Куизль выбрался из-под рамы и бросил последний, едва ли не сочувственный взгляд на доминиканца.
– И чего вы вечно болтаете, – проворчал он, вытирая о сюртук грубые, покрытые копотью руки. – Собрался убивать, так убивай молча.
Только теперь он заметил ад вокруг себя. Языки пламени между тем добрались до стульев в центре зрительного зала. Даже кулисы под ногами Куизля уже охватило пламя. С галереи на пол с треском начали падать первые балки.
Люк в полу сцены из-за густого дыма было уже не разглядеть. Палач закашлял и двинулся по лестнице к выходу, чтобы выбраться наружу. Он оглянулся в последний раз и покачал головой. Если из подвала нет других выходов, то все, кто в нем находился, обречены на смерть. В любом случае спускаться туда было бы безумием.
Он уже дошел до середины зрительного зала, как за его спиной вдруг заскрипел подъемник.

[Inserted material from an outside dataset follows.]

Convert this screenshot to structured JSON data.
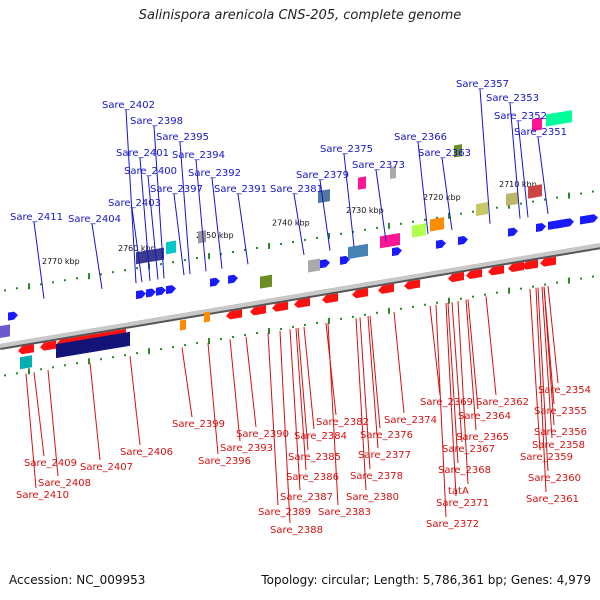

Дым под потолком крипты стал тем временем настолько густым, что в нем утопала треть подвала, и веревки подъемников терялись теперь в сером небытии. Симон лихорадочно соображал. Туннель, по которому они пришли сюда, вероятно, уже полон дыма. Значит, единственный выход отсюда вел через люк. Лекарь бросился к опущенной платформе и стал озираться в поисках механизма, который приводил его в движение.
– Где-то должен быть подъемник! – крикнул он Магдалене с Бенедиктой. – Рычаг или что-нибудь такое! Помогите найти!
Краем глаза Симон заметил, что Боненмайр все так же стоял в проломе с крестом в обнимку. Настоятель уставился на языки пламени, которые прогрызались сквозь пол сцены. Дрожащий свет отражался в стеклах съехавших набок очков. Театр грозил в любую минуту рухнуть в подвал. Шепот настоятеля перерос в громкие причитания.